FDIC Publishes FY 2017 Annual Report

The FDIC published an Annual Report for fiscal year 2017. In the Annual Report, the FDIC detailed its performance for fiscal year 2017 and outlined effective and proposed actions for the coming year.

The FDIC provided an overview of organizational developments and regulatory enforcement, including:

  • Interest-Rate, Credit and Liquidity Risks: The FDIC highlighted incidents of liquidity stress at a small number of financial institutions, and noted broader trends of reduced balance sheet liquidity among smaller banks. The FDIC, along with the Federal Reserve Board, Office of the Comptroller of the Currency and Conference of State Bank Supervisors, advised firms to create a strong portfolio of liquid assets and to diversify funding sources.

  • Living Wills: The FDIC reviewed the eight largest U.S. systemically important banking organizations resolution plans. Four of the firms' plans had shortcomings (though none was deficient), and they must be resubmitted by July 1, 2019.

  • Rebuilding the Deposit Insurance Fund: The FDIC expects the reserve ratio to reach 1.35 percent in 2018, ahead of the September 2020 statutory deadline.

  • Community Banking Initiative: The FDIC observed signs of an increase of de novo formations from filing applications for new insured depository intuitions. During 2017, the FDIC approved six applications for deposit insurance for new community banks and remains committed to working with any group interested in starting a de novo bank.
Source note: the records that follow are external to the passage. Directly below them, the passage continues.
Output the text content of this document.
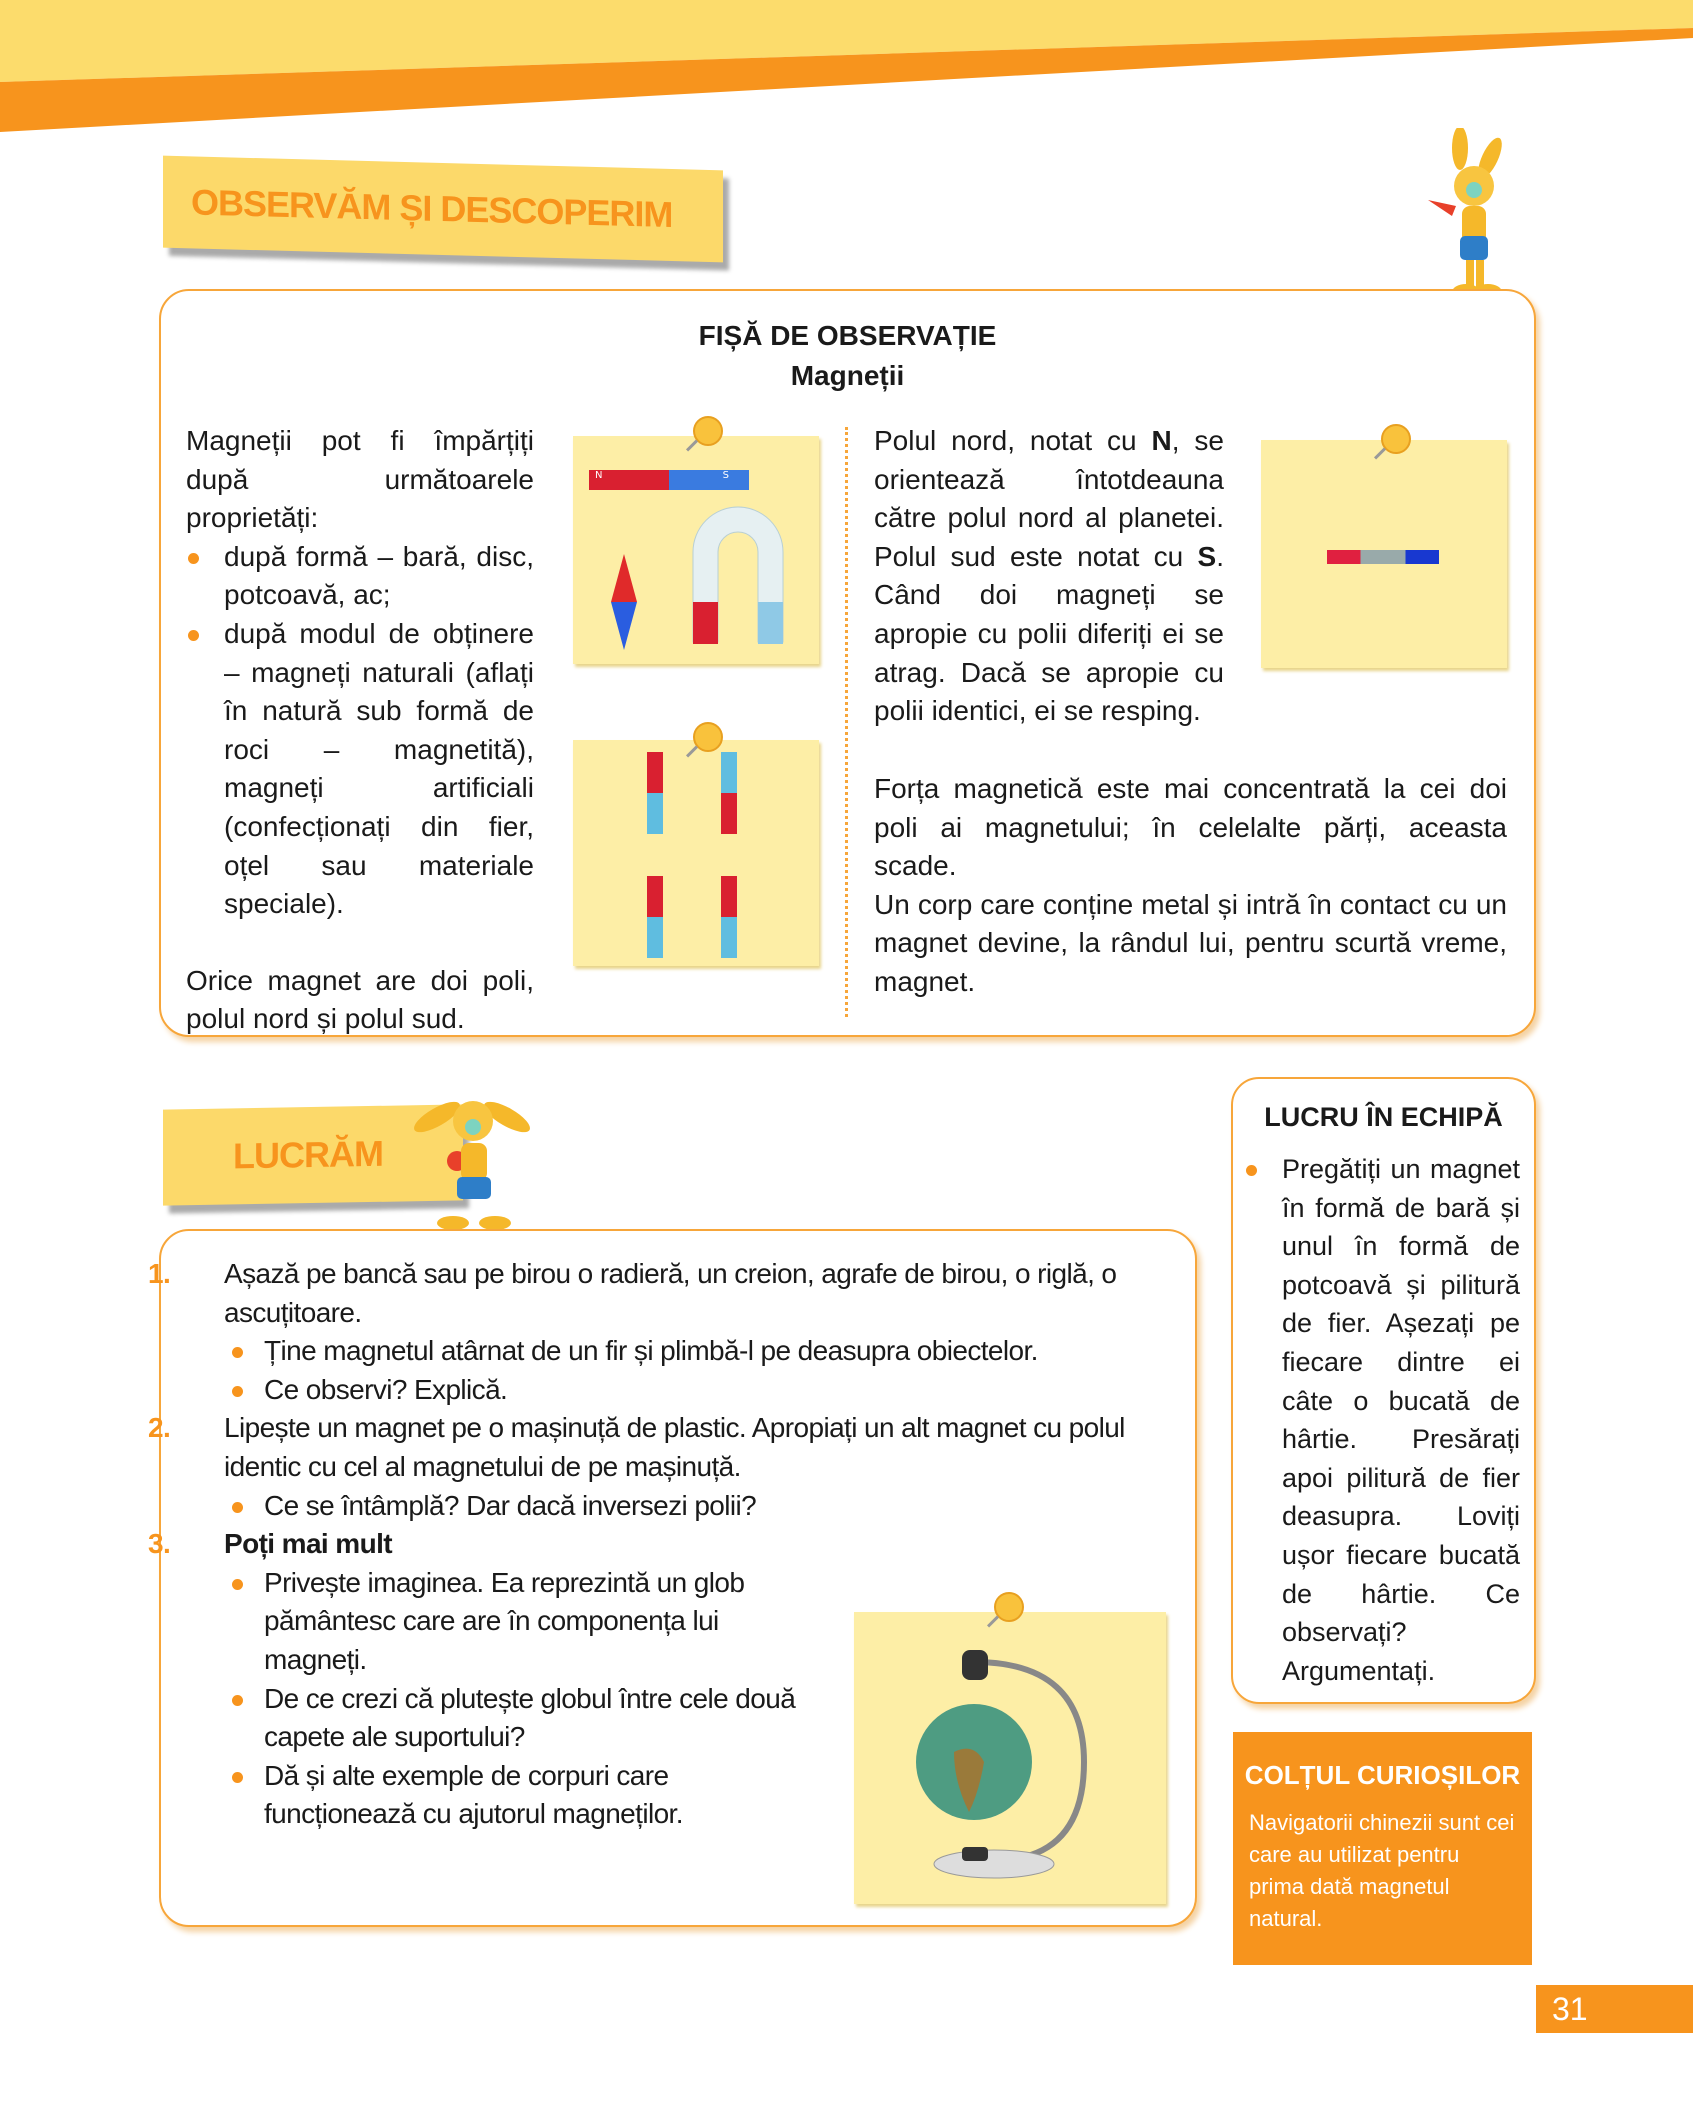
OBSERVĂM ȘI DESCOPERIM
FIȘĂ DE OBSERVAȚIE
Magneții

Magneții pot fi împărțiți după următoarele proprietăți:

după formă – bară, disc, potcoavă, ac;
după modul de obținere – magneți naturali (aflați în natură sub formă de roci – magnetită), magneți artificiali (confecționați din fier, oțel sau materiale speciale).

Orice magnet are doi poli, polul nord și polul sud.

N	S
Polul nord, notat cu N, se orientează întotdeauna către polul nord al planetei. Polul sud este notat cu S. Când doi magneți se apropie cu polii diferiți ei se atrag. Dacă se apropie cu polii identici, ei se resping.

Forța magnetică este mai concentrată la cei doi poli ai magnetului; în celelalte părți, aceasta scade.

Un corp care conține metal și intră în contact cu un magnet devine, la rândul lui, pentru scurtă vreme, magnet.

LUCRĂM
1. Așază pe bancă sau pe birou o radieră, un creion, agrafe de birou, o riglă, o ascuțitoare.
Ține magnetul atârnat de un fir și plimbă-l pe deasupra obiectelor.
Ce observi? Explică.
2. Lipește un magnet pe o mașinuță de plastic. Apropiați un alt magnet cu polul identic cu cel al magnetului de pe mașinuță.
Ce se întâmplă? Dar dacă inversezi polii?
3. Poți mai mult
Privește imaginea. Ea reprezintă un glob pământesc care are în componența lui magneți.
De ce crezi că plutește globul între cele două capete ale suportului?
Dă și alte exemple de corpuri care funcționează cu ajutorul magneților.
LUCRU ÎN ECHIPĂ
Pregătiți un magnet în formă de bară și unul în formă de potcoavă și pilitură de fier. Așezați pe fiecare dintre ei câte o bucată de hârtie. Presărați apoi pilitură de fier deasupra. Loviți ușor fiecare bucată de hârtie. Ce observați? Argumentați.
COLȚUL CURIOȘILOR
Navigatorii chinezii sunt cei care au utilizat pentru prima dată magnetul natural.
31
Under the Economic Growth and Regulatory Paperwork Reduction Act of 1996, the FDIC, Office of the Comptroller of the Currency and Board of Governors of the Federal Reserve System, in conjunction with the National Credit Union Administration, conducted a two-year review of rules affecting financial institutions. The FDIC expressed support for the following reforms:

  • Raise the total assets threshold for conducting annual stress tests from $10 billion to $50 billion;

  • Increase the asset threshold for banks eligible for an 18-month examination cycle from $1 billion to $2 billion;

  • Raise the asset threshold for the community bank Call Report to match a higher examination frequency threshold;

  • Create a new appraisal threshold exemption for insured depository institutions that originate a de minimis number (i.e., less than 25) of residential mortgage loans in a calendar year; and

  • Deem banks with assets under $10 billion compliant with risk-based capital requirements, if they maintain a leverage capital ratio of 10 percent and do not engage in specified activities.